JAKARTA: Indonesia’s constitutional court on Thursday shot down a proposed change to the country’s electoral system that rights advocates had decried as an attack on democracy, ahead of a vote next year.
The legal challenge stoked fears of a return to Indonesia’s autocratic past and a potential delay to February’s presidential and legislative polls, which could have allowed President Joko Widodo to extend his rule past the two-term limit.
The court rejected a bid by a member of the governing Democratic Party of Struggle (PDI-P) to move the world’s third-biggest democracy to a closed-ballot voting system that would have only allowed party leaders to choose MPs.

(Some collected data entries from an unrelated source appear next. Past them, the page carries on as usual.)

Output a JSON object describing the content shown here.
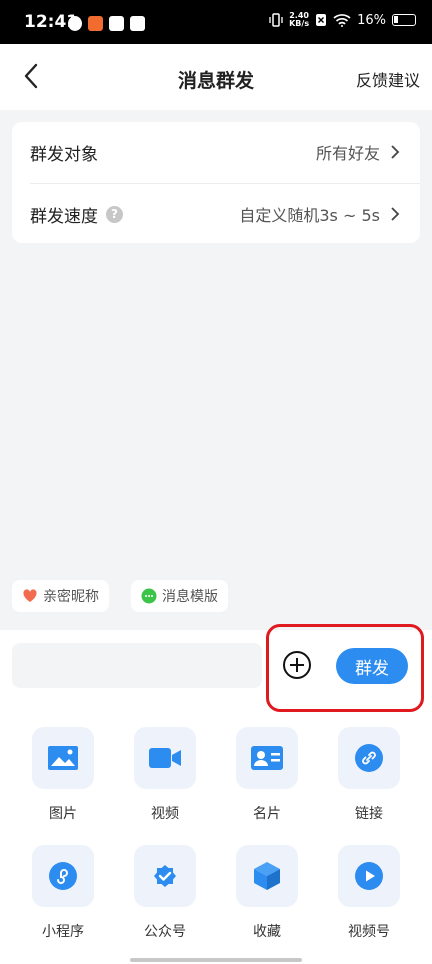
{
  "status_bar": {
    "time": "12:41",
    "net_speed_value": "2.40",
    "net_speed_unit": "KB/s",
    "battery": "16%"
  },
  "nav": {
    "title": "消息群发",
    "right_action": "反馈建议"
  },
  "settings": [
    {
      "label": "群发对象",
      "value": "所有好友"
    },
    {
      "label": "群发速度",
      "value": "自定义随机3s ~ 5s",
      "help": "?"
    }
  ],
  "chips": [
    {
      "label": "亲密昵称",
      "icon": "heart-icon",
      "color": "#f26b4f"
    },
    {
      "label": "消息模版",
      "icon": "chat-bubble-icon",
      "color": "#3cc44a"
    }
  ],
  "composer": {
    "input_value": "",
    "send_label": "群发"
  },
  "tools": [
    {
      "label": "图片",
      "icon": "image-icon"
    },
    {
      "label": "视频",
      "icon": "video-camera-icon"
    },
    {
      "label": "名片",
      "icon": "contact-card-icon"
    },
    {
      "label": "链接",
      "icon": "link-icon"
    },
    {
      "label": "小程序",
      "icon": "mini-program-icon"
    },
    {
      "label": "公众号",
      "icon": "official-account-icon"
    },
    {
      "label": "收藏",
      "icon": "favorites-box-icon"
    },
    {
      "label": "视频号",
      "icon": "channels-play-icon"
    }
  ],
  "colors": {
    "accent": "#2d8cf0",
    "highlight": "#e0191f"
  }
}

Constitutional court chief justice Anwar Usman said in a hearing on Thursday that he “rejects the plaintiffs’ petition in its entirety”.
A ruling the other way would have been binding and could not have been immediately challenged.
The closed-ballot system was used during autocratic former president Suharto’s rule and kept after his downfall in the late 1990s.
Since 2008, Indonesia has operated on an open-ballot system where voters cast ballots directly for specific lawmakers.
Critics had questioned the independence of the court as chief justice Usman is Widodo’s brother-in-law.
But the Indonesian leader has repeatedly denied any attempts to prolong his presidency beyond the 10-year limit.
The eight other parties in parliament opposed the PDI-P-backed change before Thursday’s ruling.
The petition — tabled last year by six plaintiffs including the PDI-P member — argued the open system had created a money-driven competition between candidates which included accusations of vote-buying.
Human rights experts criticised the proposal and said a ruling in favour of the change would have marked a dark day for democracy in Southeast Asia’s biggest economy.
“It is a continuing attack on democracy,” Usman Hamid, director of Amnesty International Indonesia, told AFP before the ruling.
“Indonesian civic space has been attacked. Indonesian political opposition has been attacked. And now electoral integrity.”
But Thursday’s decision means people will carry on voting for individual politicians in future elections, instead of parties on the ballot paper.
In the last election in 2019, more than 150 million Indonesians voted for over 200,000 candidates.